Une Marianne "porteuse d'espoir" : la carte de vœux du ministère de l'Intérieur dessinée par l'auteur de la Marianne en pleurs

Benjamin Régnier a dessiné la carte de voeux 2018 du ministère de l\'Intérieur.
Benjamin Régnier a dessiné la carte de voeux 2018 du ministère de l'Intérieur. (BENJAMIN REGNIER POUR LE MINISTERE DE L'INTERIEUR)

Le jeune homme qui avait dessiné une "Marianne en pleurs" au lendemain des attentats du 13-Novembre a réalisé la carte de vœux 2018 du ministère de l'Intérieur. Il explique à franceinfo la genèse de cette carte de vœux.

La carte de vœux 2018 du ministère de l'Intérieur est l'œuvre d'un étudiant lyonnais. Benjamin Régnier, 23 ans, a été choisi parce qu'il est l'auteur de la "Marianne en pleurs". Ce dessin, publié sur la page Facebook du quotidien Le Monde le lendemain des attentats du 13 novembre 2015, avait fait le tour du monde, comme le symbole de la tristesse des Français. La Marianne 2018 de Benjamin Régnier reprend les mêmes couleurs mais, cette fois-ci, elle est pleine d'espoir.

Une suite à sa Marianne de 2015

Une Marianne pleurant des larmes bleues et rouges sur fond blanc, reproduisant le drapeau français : ce dessin, signé BR, avait été partagé 220 000 fois juste après les attentats franciliens, dans le monde entier. Son auteur, Benjamin Régnier, avait alors 21 ans. L'étudiant en design de mode à Paris a ensuite repris ensuite son quotidien, jusqu'à il y a quelques semaines : "J'ai reçu un mail de mon ancienne école me disant que le ministère de l'Intérieur cherchait à me contacter." La nouvelle le surprend : "Je suis resté un peu interrogatif..."

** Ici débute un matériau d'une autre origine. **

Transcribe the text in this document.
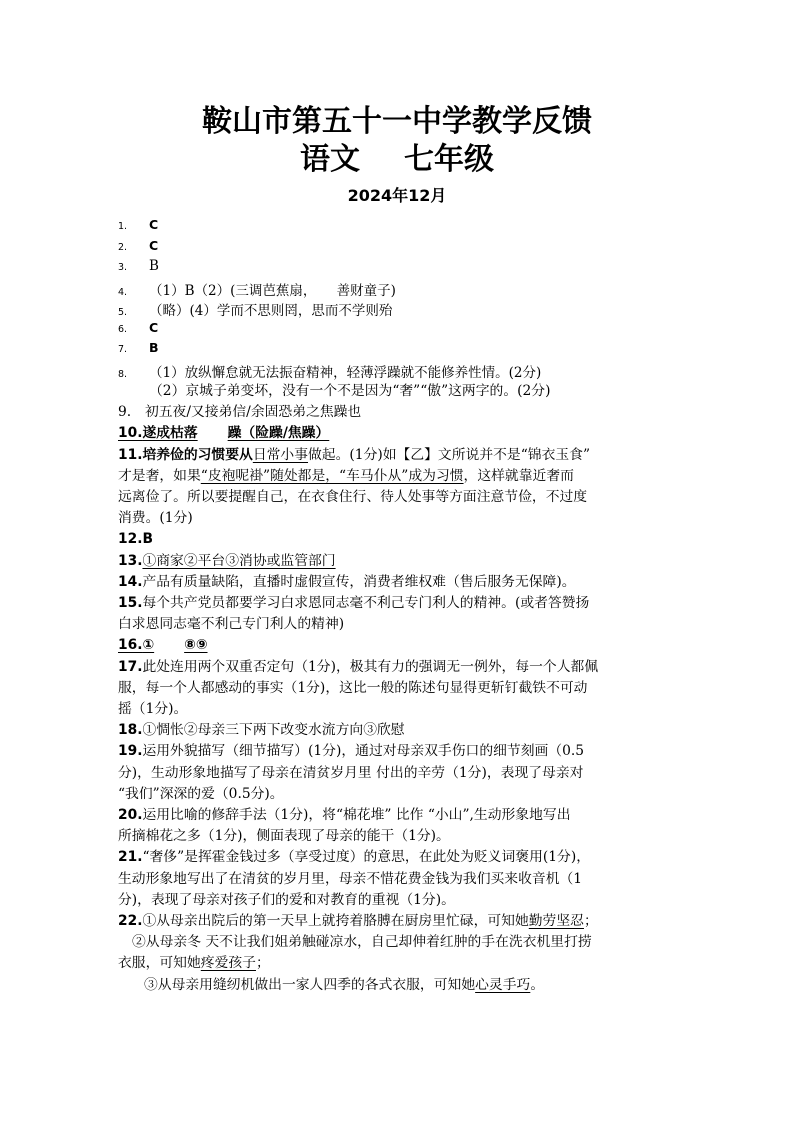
鞍山市第五十一中学教学反馈
语文 七年级
2024年12月
1.	C
2.	C
3.	B
4.	（1）B（2）(三调芭蕉扇，　　善财童子)
5.	（略）(4）学而不思则罔，思而不学则殆
6.	C
7.	B
8.	（1）放纵懈怠就无法振奋精神，轻薄浮躁就不能修养性情。(2分)
（2）京城子弟变坏，没有一个不是因为“奢”“傲”这两字的。(2分)
9.　初五夜/又接弟信/余固恐弟之焦躁也
10.遂成枯落 躁（险躁/焦躁）
11.培养俭的习惯要从日常小事做起。(1分)如【乙】文所说并不是“锦衣玉食”
才是奢，如果“皮袍呢褂”随处都是，“车马仆从”成为习惯，这样就靠近奢而
远离俭了。所以要提醒自己，在衣食住行、待人处事等方面注意节俭，不过度
消费。(1分)
12.B
13.①商家②平台③消协或监管部门
14.产品有质量缺陷，直播时虚假宣传，消费者维权难（售后服务无保障)。
15.每个共产党员都要学习白求恩同志毫不利己专门利人的精神。(或者答赞扬
白求恩同志毫不利己专门利人的精神)
16.① ⑧⑨
17.此处连用两个双重否定句（1分)，极其有力的强调无一例外，每一个人都佩
服，每一个人都感动的事实（1分)，这比一般的陈述句显得更斩钉截铁不可动
摇（1分)。
18.①惆怅②母亲三下两下改变水流方向③欣慰
19.运用外貌描写（细节描写）(1分)，通过对母亲双手伤口的细节刻画（0.5
分)，生动形象地描写了母亲在清贫岁月里 付出的辛劳（1分)，表现了母亲对
“我们”深深的爱（0.5分)。
20.运用比喻的修辞手法（1分)，将“棉花堆” 比作 “小山”,生动形象地写出
所摘棉花之多（1分)，侧面表现了母亲的能干（1分)。
21.“奢侈”是挥霍金钱过多（享受过度）的意思，在此处为贬义词褒用(1分)，
生动形象地写出了在清贫的岁月里，母亲不惜花费金钱为我们买来收音机（1
分)，表现了母亲对孩子们的爱和对教育的重视（1分)。
22.①从母亲出院后的第一天早上就挎着胳膊在厨房里忙碌，可知她勤劳坚忍；
②从母亲冬 天不让我们姐弟触碰凉水，自己却伸着红肿的手在洗衣机里打捞
衣服，可知她疼爱孩子；
③从母亲用缝纫机做出一家人四季的各式衣服，可知她心灵手巧。
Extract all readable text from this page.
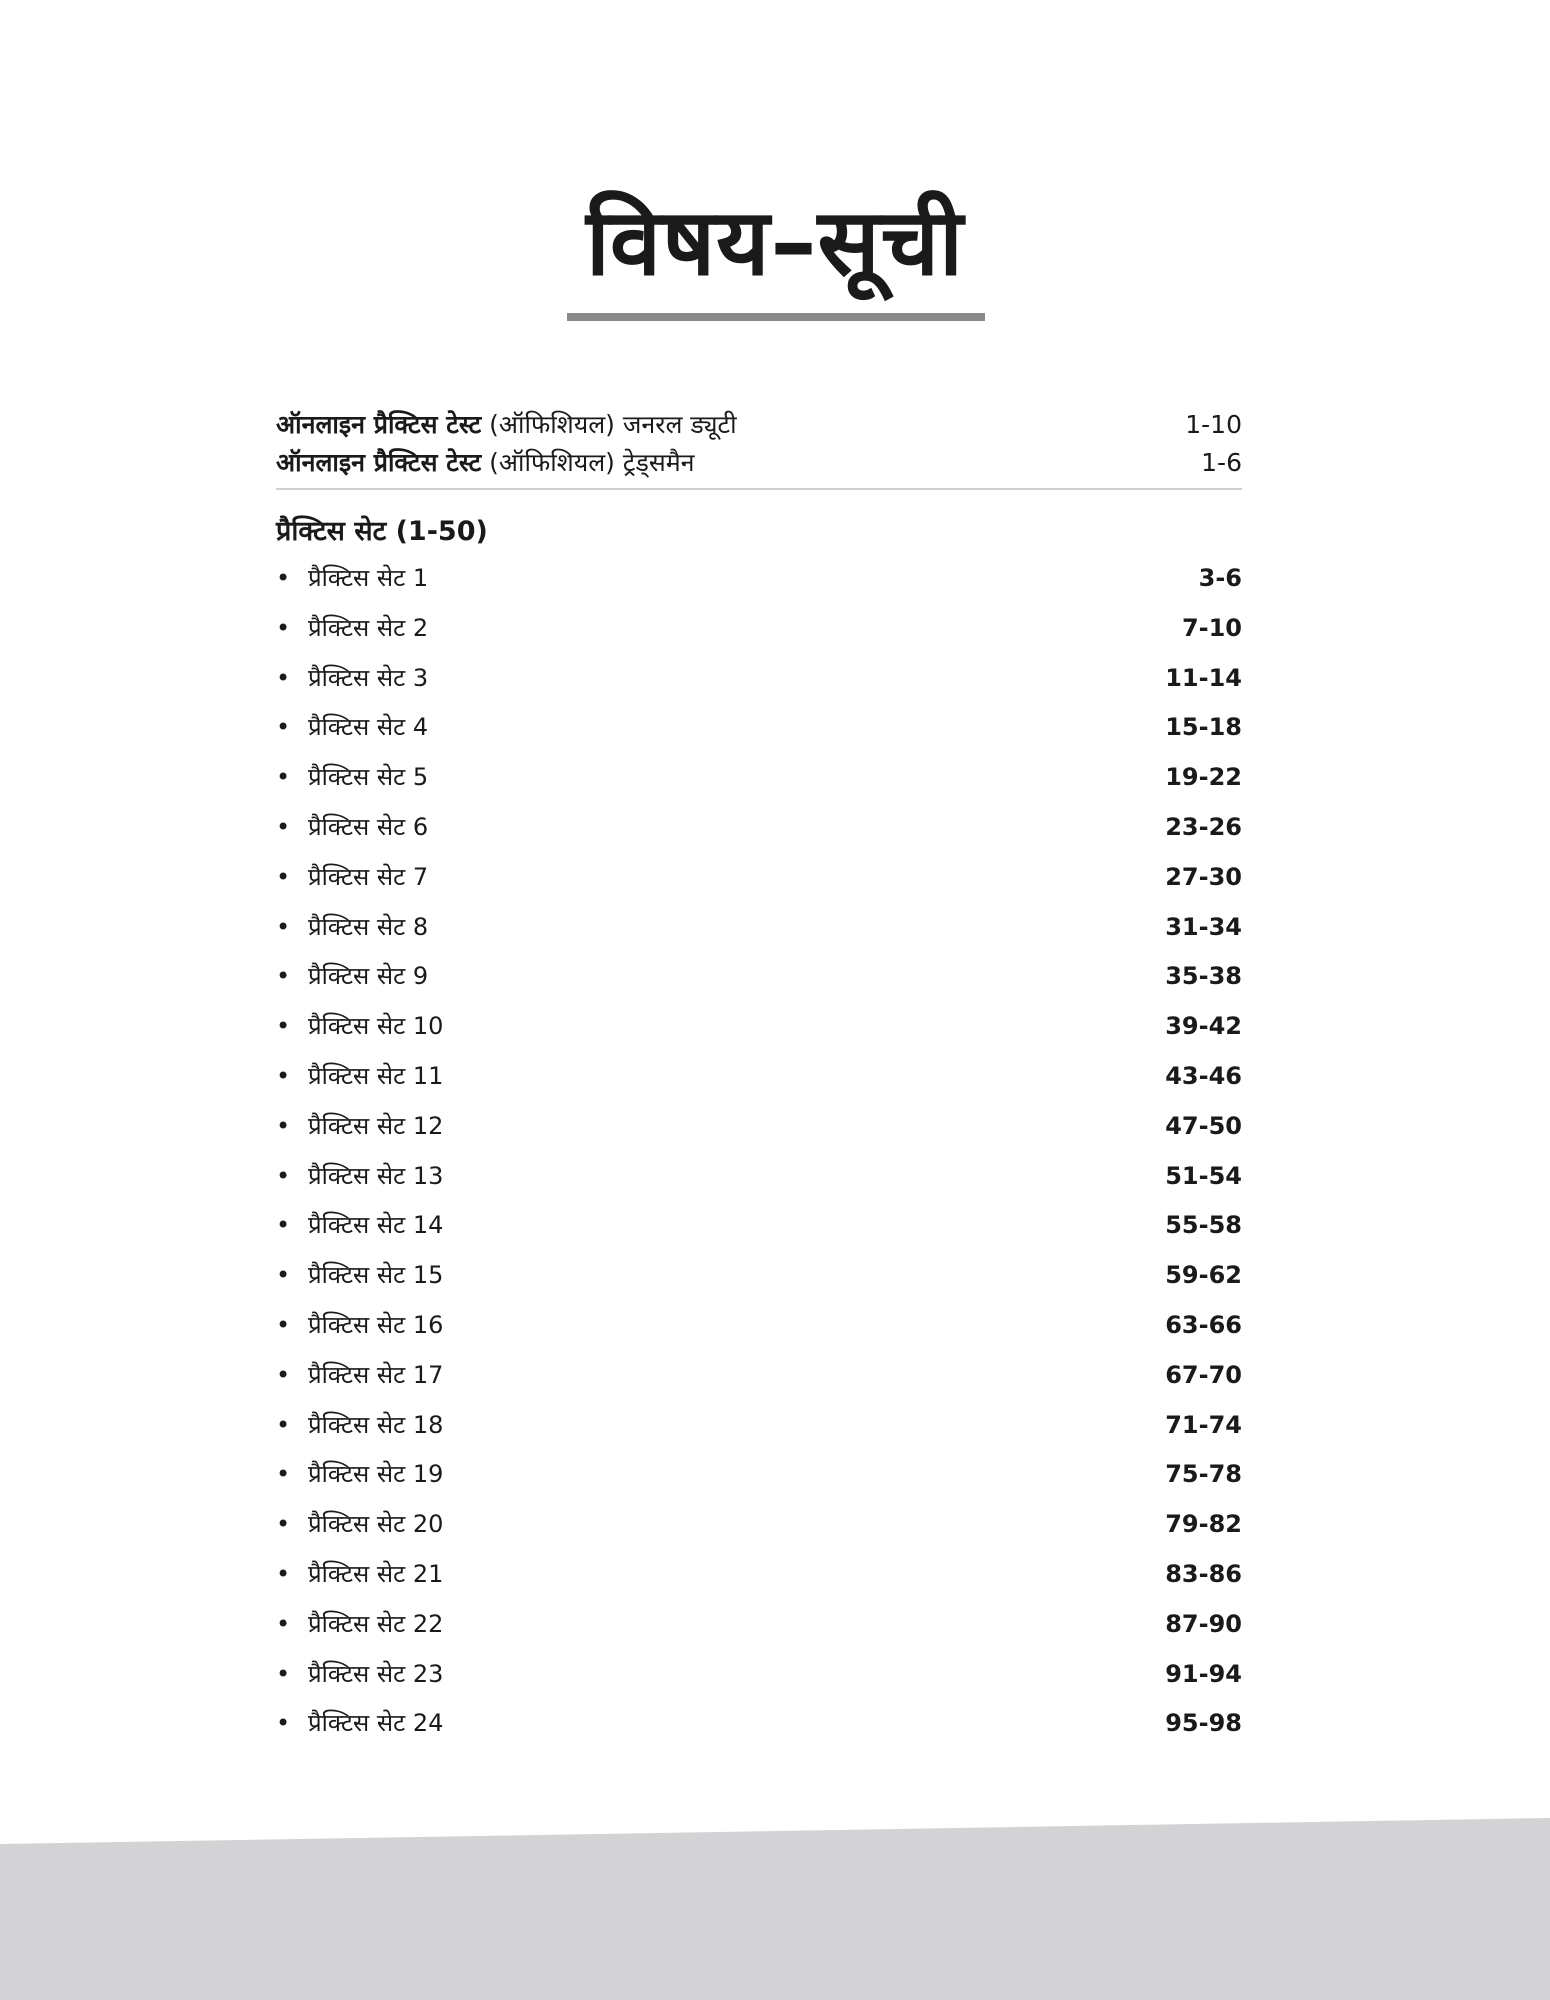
विषय–सूची
ऑनलाइन प्रैक्टिस टेस्ट (ऑफिशियल) जनरल ड्यूटी	1-10
ऑनलाइन प्रैक्टिस टेस्ट (ऑफिशियल) ट्रेड्समैन	1-6
प्रैक्टिस सेट (1-50)
• प्रैक्टिस सेट 1	3-6
• प्रैक्टिस सेट 2	7-10
• प्रैक्टिस सेट 3	11-14
• प्रैक्टिस सेट 4	15-18
• प्रैक्टिस सेट 5	19-22
• प्रैक्टिस सेट 6	23-26
• प्रैक्टिस सेट 7	27-30
• प्रैक्टिस सेट 8	31-34
• प्रैक्टिस सेट 9	35-38
• प्रैक्टिस सेट 10	39-42
• प्रैक्टिस सेट 11	43-46
• प्रैक्टिस सेट 12	47-50
• प्रैक्टिस सेट 13	51-54
• प्रैक्टिस सेट 14	55-58
• प्रैक्टिस सेट 15	59-62
• प्रैक्टिस सेट 16	63-66
• प्रैक्टिस सेट 17	67-70
• प्रैक्टिस सेट 18	71-74
• प्रैक्टिस सेट 19	75-78
• प्रैक्टिस सेट 20	79-82
• प्रैक्टिस सेट 21	83-86
• प्रैक्टिस सेट 22	87-90
• प्रैक्टिस सेट 23	91-94
• प्रैक्टिस सेट 24	95-98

Benjamin Régnier contacte alors le ministère de l'Intérieur qui lui propose de dessiner sa carte de vœux 2018. Honoré, le jeune homme accepte et propose de dessiner une suite à sa Marianne de 2015. "C'est une Marianne qui reprend graphiquement le même esprit que la précédente, qui a la tête haute, qui est porteuse d'espoir, qui est fière. On ne reste pas sur l'ancienne qui pleure." Le dessin est accompagné par la devise de la République française. Comme un symbole, deux ans après, que la France n'oublie pas les rescapés et les familles de victimes.